From lead author Jessica Preston and senior author Eric Johnson, “High-specificity detection of rare alleles with Paired-End Low Error Sequencing (PELE-Seq)” came out in BMC Genomics. The scientists embarked on this project to reduce the current error rate in NGS studies, which they peg at about 1% and say “leads to the generation of millions of sequencing errors in a single experiment.”
The team uses barcoded adapters as well as overlapping paired-end reads on size-selected DNA molecules to maximize accuracy. The barcoding process reduces false-positive SNP calls, while the overlapping reads reduce sequencing errors. The team used our Pippin Prep automated DNA sizing platform to collect tight DNA bands prior to paired-end
sequencing on Illumina. Scientists tested the PELE-seq protocol on E. coli and Caenorhabditis remanei, finding improved specificity and sensitivity for accurately detecting rare variants.

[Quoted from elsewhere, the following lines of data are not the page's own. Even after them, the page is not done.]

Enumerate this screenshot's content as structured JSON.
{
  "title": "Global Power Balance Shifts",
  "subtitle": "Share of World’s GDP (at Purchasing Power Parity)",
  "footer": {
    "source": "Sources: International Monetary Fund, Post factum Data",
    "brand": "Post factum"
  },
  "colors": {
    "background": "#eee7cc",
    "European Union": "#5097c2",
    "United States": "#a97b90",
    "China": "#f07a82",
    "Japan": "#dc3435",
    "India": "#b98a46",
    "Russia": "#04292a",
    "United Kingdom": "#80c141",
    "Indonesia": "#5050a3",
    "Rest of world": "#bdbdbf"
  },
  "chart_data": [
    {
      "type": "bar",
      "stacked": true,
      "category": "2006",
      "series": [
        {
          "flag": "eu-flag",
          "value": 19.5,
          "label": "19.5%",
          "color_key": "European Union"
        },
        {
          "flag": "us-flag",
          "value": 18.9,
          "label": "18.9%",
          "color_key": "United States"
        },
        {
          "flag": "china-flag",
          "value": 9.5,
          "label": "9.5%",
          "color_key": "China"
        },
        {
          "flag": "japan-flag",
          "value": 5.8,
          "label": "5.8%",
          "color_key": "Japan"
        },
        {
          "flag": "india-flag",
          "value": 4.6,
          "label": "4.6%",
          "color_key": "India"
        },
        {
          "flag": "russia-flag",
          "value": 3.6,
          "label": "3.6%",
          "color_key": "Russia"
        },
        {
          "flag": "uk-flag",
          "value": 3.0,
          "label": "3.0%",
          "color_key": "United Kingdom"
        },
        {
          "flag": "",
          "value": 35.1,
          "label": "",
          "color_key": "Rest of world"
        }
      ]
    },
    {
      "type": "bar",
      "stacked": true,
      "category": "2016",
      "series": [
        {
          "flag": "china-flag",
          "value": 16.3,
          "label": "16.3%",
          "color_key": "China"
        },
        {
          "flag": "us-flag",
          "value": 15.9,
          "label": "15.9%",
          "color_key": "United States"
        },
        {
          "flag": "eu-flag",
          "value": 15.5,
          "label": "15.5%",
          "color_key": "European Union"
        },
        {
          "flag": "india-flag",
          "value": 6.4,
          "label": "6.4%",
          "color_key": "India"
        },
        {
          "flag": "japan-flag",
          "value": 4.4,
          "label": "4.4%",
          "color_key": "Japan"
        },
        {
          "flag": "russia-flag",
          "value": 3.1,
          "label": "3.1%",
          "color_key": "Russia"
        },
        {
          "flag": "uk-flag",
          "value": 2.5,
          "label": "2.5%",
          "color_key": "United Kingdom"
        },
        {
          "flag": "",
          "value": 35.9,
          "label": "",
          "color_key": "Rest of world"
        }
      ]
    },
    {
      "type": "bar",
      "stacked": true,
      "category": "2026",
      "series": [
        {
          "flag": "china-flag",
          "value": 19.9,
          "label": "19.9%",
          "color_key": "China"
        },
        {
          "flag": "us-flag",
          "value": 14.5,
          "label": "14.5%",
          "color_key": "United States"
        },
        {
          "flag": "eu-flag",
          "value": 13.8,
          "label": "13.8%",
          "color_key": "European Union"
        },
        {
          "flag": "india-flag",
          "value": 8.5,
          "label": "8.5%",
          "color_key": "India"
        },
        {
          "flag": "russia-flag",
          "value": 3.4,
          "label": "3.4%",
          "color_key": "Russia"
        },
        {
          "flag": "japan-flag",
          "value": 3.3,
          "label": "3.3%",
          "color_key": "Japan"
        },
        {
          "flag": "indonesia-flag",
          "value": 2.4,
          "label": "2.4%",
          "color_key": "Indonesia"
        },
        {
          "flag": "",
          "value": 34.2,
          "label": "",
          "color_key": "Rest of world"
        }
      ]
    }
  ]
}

“We have demonstrated that the PELE-Seq method of variant calling is highly specific at detecting rare SNPs found at below 1% in a population,” the scientists write. “There were zero instances of false positive SNPs called from PELE-sequenced control E. coli libraries containing rare alleles present at known frequencies, whereas standard NGS DNA-Seq libraries contained 30–50% false-positive SNPs.”
Is it really possible to detect somatic structural variants accurately from a single sequencing read? A new protocol from scientists at the Albert Einstein College of Medicine in New York and Voronezh State University in Russia was designed to do just that.
In the Nature Methods paper entitled “Quantitative detection of low-abundance somatic structural variants in normal cells by high-throughput sequencing,” lead author Wilber Quispe-Tintaya, senior author Alexander Maslov, and collaborators describe a method called Structural Variant Search (SVS).
“The key feature of SVS is its ability to definitively call [a structural variant] using a single sequencing read that spans the breakpoint, without the need for multiple supporting reads,” the scientists report. The workflow relies on preparing a chimera-free library and on a new algorithm that calls structural variants without using consensus data. The variant caller uses a split-read method for identifying potential structural variants, filters out artifacts, and then separates somatic from germline variants.
They demonstrate the workflow on a cell line known to harbor integration events from human papillomavirus. SVS called 20 integration sites; 17 had previously been reported, and two of the three novel findings were confirmed by PCR testing. “Most likely these two HPV integration sites had not been detected previously because of their low abundance, underscoring the unique capability of SVS to detect low-frequency [structural variants],” the authors note.
The team’s library prep procedure included size-selection on a PippinHT instrument, after which the samples were sequenced using the Ion Torrent Proton platform.